Let's say you're a user on some enormous shared server. You're running monstrous CPU-hogging processes to the detriment of the other users. The sysadmin renices some of your processes because he doesn't like you very much. The OS doesn't remember who did the renice, but it does know that normal users can't reverse the action. In this way, the sysadmin has control over normal users' process priorities.

8
  • 1
    I can understand that but it still seems strange.
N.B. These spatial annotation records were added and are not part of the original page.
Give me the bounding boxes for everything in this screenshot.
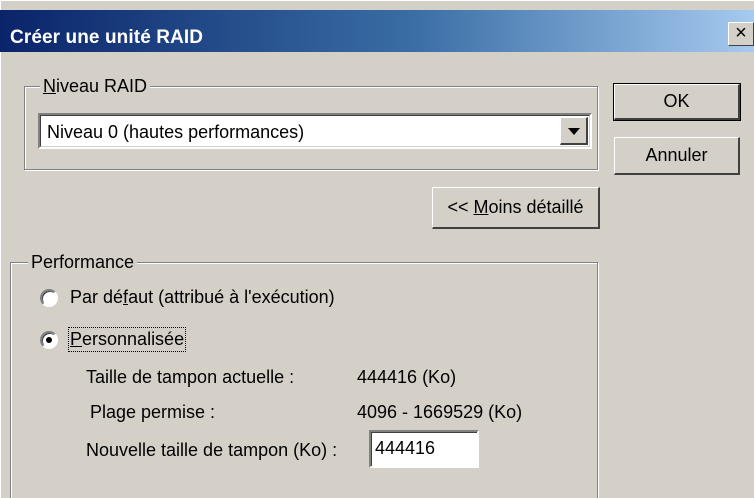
create-raid-dialog: Créer une unité RAID × Niveau RAID Nivea… (0, 0, 754, 498)
cancel-button[interactable]: Annuler (614, 137, 740, 175)
chevron-down-icon (568, 128, 580, 135)
raid-level-select[interactable]: Niveau 0 (hautes performances) (38, 113, 592, 149)
radio-custom[interactable] (40, 331, 58, 349)
close-button[interactable]: × (728, 22, 754, 46)
radio-default[interactable] (40, 289, 58, 307)
allowed-range-label: Plage permise : (90, 402, 216, 422)
performance-group-label: Performance (28, 252, 138, 272)
raid-level-selected-value: Niveau 0 (hautes performances) (47, 122, 305, 142)
window-title: Créer une unité RAID (10, 27, 204, 48)
dropdown-button[interactable] (560, 117, 588, 145)
allowed-range-value: 4096 - 1669529 (Ko) (357, 402, 523, 422)
close-icon: × (735, 22, 747, 44)
radio-default-label[interactable]: Par défaut (attribué à l'exécution) (70, 287, 335, 308)
ok-button[interactable]: OK (613, 83, 741, 121)
current-buffer-label: Taille de tampon actuelle : (86, 367, 295, 387)
title-bar[interactable]: Créer une unité RAID (0, 10, 754, 52)
new-buffer-label: Nouvelle taille de tampon (Ko) : (86, 440, 338, 460)
current-buffer-value: 444416 (Ko) (357, 367, 457, 387)
radio-selected-dot (46, 337, 52, 343)
new-buffer-size-input[interactable]: 444416 (369, 430, 479, 468)
raid-level-group-label: Niveau RAID (40, 76, 151, 96)
radio-custom-label[interactable]: Personnalisée (67, 327, 187, 352)
less-detail-button[interactable]: << Moins détaillé (432, 187, 600, 229)
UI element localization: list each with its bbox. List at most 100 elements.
In fact, I just realized that it's even listed as a bug in man renice.
    – terdon
    Mar 12, 2014 at 10:36
  • 3
    I think the point of the bug is that 'Non super-users can not increase scheduling priorities of their own processes, even if they were the ones that decreased the priorities in the first place'. i.e. it's a side-effect of this enforcement that an accidental renice can't be reversed except by a privileged user.
    – Flup
    Mar 12, 2014 at 10:37
  • 7
    Because the system doesn't remember who set the priority. Ideally, if you raised the nice level and then wanted to lower it, that would be permitted... but the system imposes a blanket prohibition precisely because it doesn't keep records of who niced what, so that you can't undo a renice that root did.
    – Flup
    Mar 12, 2014 at 10:43
  • 1
    @IwillnotexistIdonotexist think of systems with many users. The sysadmin may want to raise the priority of your processes to 5 and lower those of mine to 10. That's still within the range of normal users but I won't be able to change it and steal the CPU time you deserve. That's the idea anyway as Flup explained. However, as StephaneChazelas explained, this is configurable so it's up to the sysadmin to choose what they prefer.
    – terdon
    Mar 13, 2014 at 5:22
  • 1
    The answer to “why?” is simply most likely to be “because no one needed it enough to write the code to fix it.” When Unix was originally written, tracking who set the priority of a process might have been expensive in terms of memory usage and work to update it, but on modern machines, that's negligible, just leaving lack of motivation for writing the code to track this for sites that want to keep the original policy of “user can't override sysadmin.”